Proefoogst vanggewassen
In het voorjaar werd de totale stikstofopname door de verschillende vanggewassen ook nagegaan aan de hand van een proefoogst. Hierbij werd de biomassa (droge stof) en het stikstofgehalte bepaald, waaruit dan de stikstofopname kon worden berekend (Tabel 1 en Tabel 2). Bij het demoperceel in Bekkevoort werd de proefoogst uitgevoerd op 23 maart, bij het demoperceel in Ledegem op 12 april.

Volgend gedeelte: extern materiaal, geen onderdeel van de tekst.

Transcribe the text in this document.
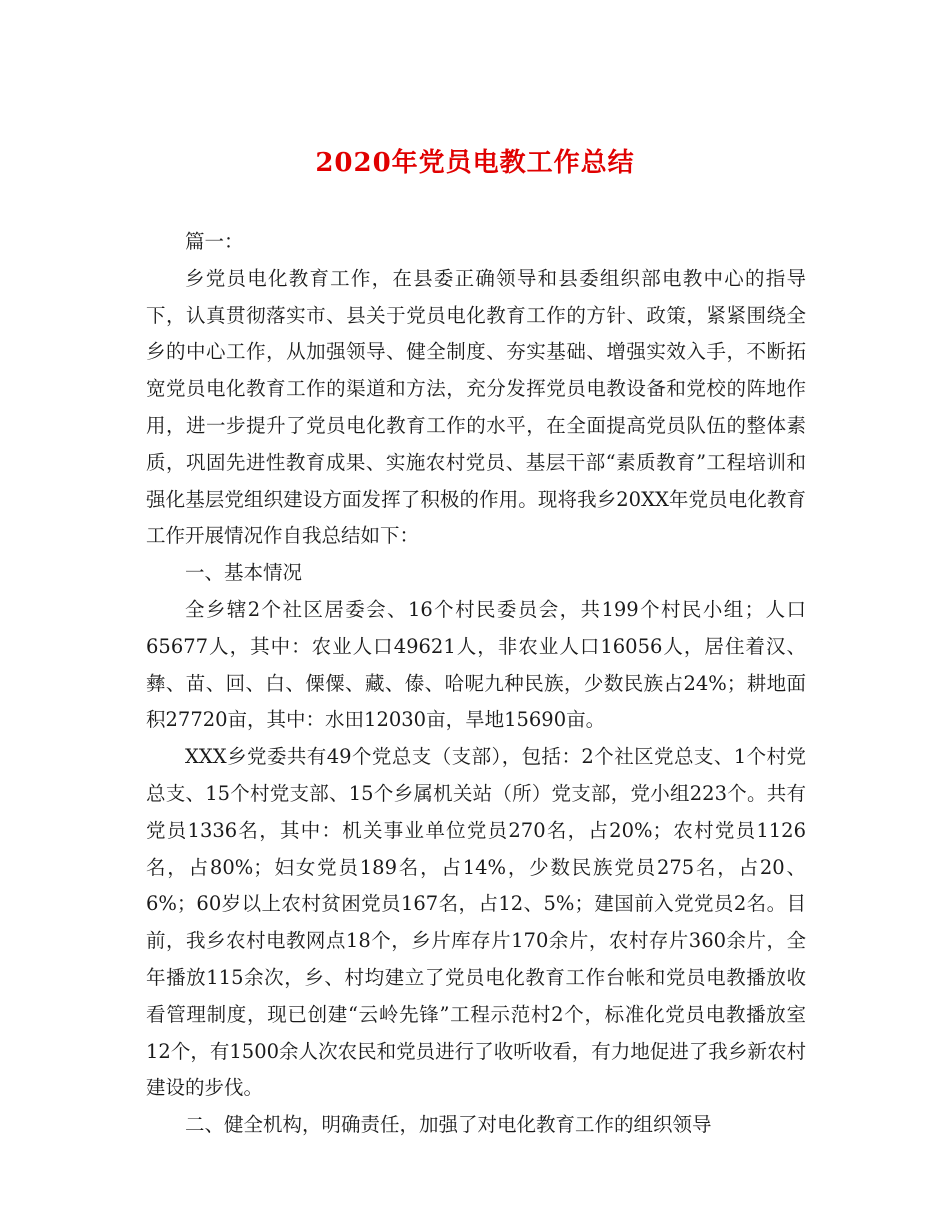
2020年党员电教工作总结

篇一：

乡党员电化教育工作，在县委正确领导和县委组织部电教中心的指导下，认真贯彻落实市、县关于党员电化教育工作的方针、政策，紧紧围绕全乡的中心工作，从加强领导、健全制度、夯实基础、增强实效入手，不断拓宽党员电化教育工作的渠道和方法，充分发挥党员电教设备和党校的阵地作用，进一步提升了党员电化教育工作的水平，在全面提高党员队伍的整体素质，巩固先进性教育成果、实施农村党员、基层干部“素质教育”工程培训和强化基层党组织建设方面发挥了积极的作用。现将我乡20XX年党员电化教育工作开展情况作自我总结如下：

一、基本情况

全乡辖2个社区居委会、16个村民委员会，共199个村民小组；人口65677人，其中：农业人口49621人，非农业人口16056人，居住着汉、彝、苗、回、白、傈僳、藏、傣、哈呢九种民族，少数民族占24%；耕地面积27720亩，其中：水田12030亩，旱地15690亩。

XXX乡党委共有49个党总支（支部），包括：2个社区党总支、1个村党总支、15个村党支部、15个乡属机关站（所）党支部，党小组223个。共有党员1336名，其中：机关事业单位党员270名，占20%；农村党员1126名，占80%；妇女党员189名，占14%，少数民族党员275名，占20、6%；60岁以上农村贫困党员167名，占12、5%；建国前入党党员2名。目前，我乡农村电教网点18个，乡片库存片170余片，农村存片360余片，全年播放115余次，乡、村均建立了党员电化教育工作台帐和党员电教播放收看管理制度，现已创建“云岭先锋”工程示范村2个，标准化党员电教播放室12个，有1500余人次农民和党员进行了收听收看，有力地促进了我乡新农村建设的步伐。

二、健全机构，明确责任，加强了对电化教育工作的组织领导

Bij beide percelen was de biomassa duidelijk hoger bij de vroeger gezaaide objecten ten opzichte van de later gezaaide objecten. De biomassa van de wintertarwe was bij eenzelfde zaaidatum steeds lager dan die van de andere vanggewassen. Het stikstofgehalte in het gewas was hier echter hoger, wat de lagere biomassa grotendeels compenseerde.
Stikstofopname bepalen
Bij het demoperceel in Bekkevoort was de stikstofopname bepaald bij de proefoogst gelijkaardig voor alle vanggewassen die op hetzelfde moment gezaaid werden. Voor de vroegst gezaaide objecten bedroeg deze 18 tot 21 kg N/ha, bij de later gezaaide objecten 13 tot 15 kg N/ha. Bij de vroegst gezaaide wintergerst en snijrogge werd op basis van de bodemstalen een hogere opname verwacht, aangezien het nitraatgehalte hier 36 en 38 kg nitraat-N/ha lager is ten opzichte van het object zonder vanggewas. Mogelijk was hier meer ondergrondse biomassa aanwezig die bij de proefoogst niet volledig kon worden meegenomen. Anderzijds was de variatie op de bodemstalen vrij groot, waardoor de stikstofopname hier mogelijk wat overschat werd.
In Ledegem bedroeg de stikstofopname voor de vroegst gezaaide vanggewassen 37 tot 56 kg N/ha. Dit is hoger dan in Bekkevoort omwille van de vroegere zaaidatum en latere oogst. In tegenstelling tot in Bekkevoort was de opname hier niet voor alle vanggewassen gelijkaardig, maar was deze gemiddeld hoger bij wintergerst en snijrogge, waar ook de hoogste biomassa werd gemeten. Bij de latere zaai was de stikstofopname wel gelijkaardig voor alle vanggewassen en bedroeg deze in Ledegem 19 tot 26 kg N/ha.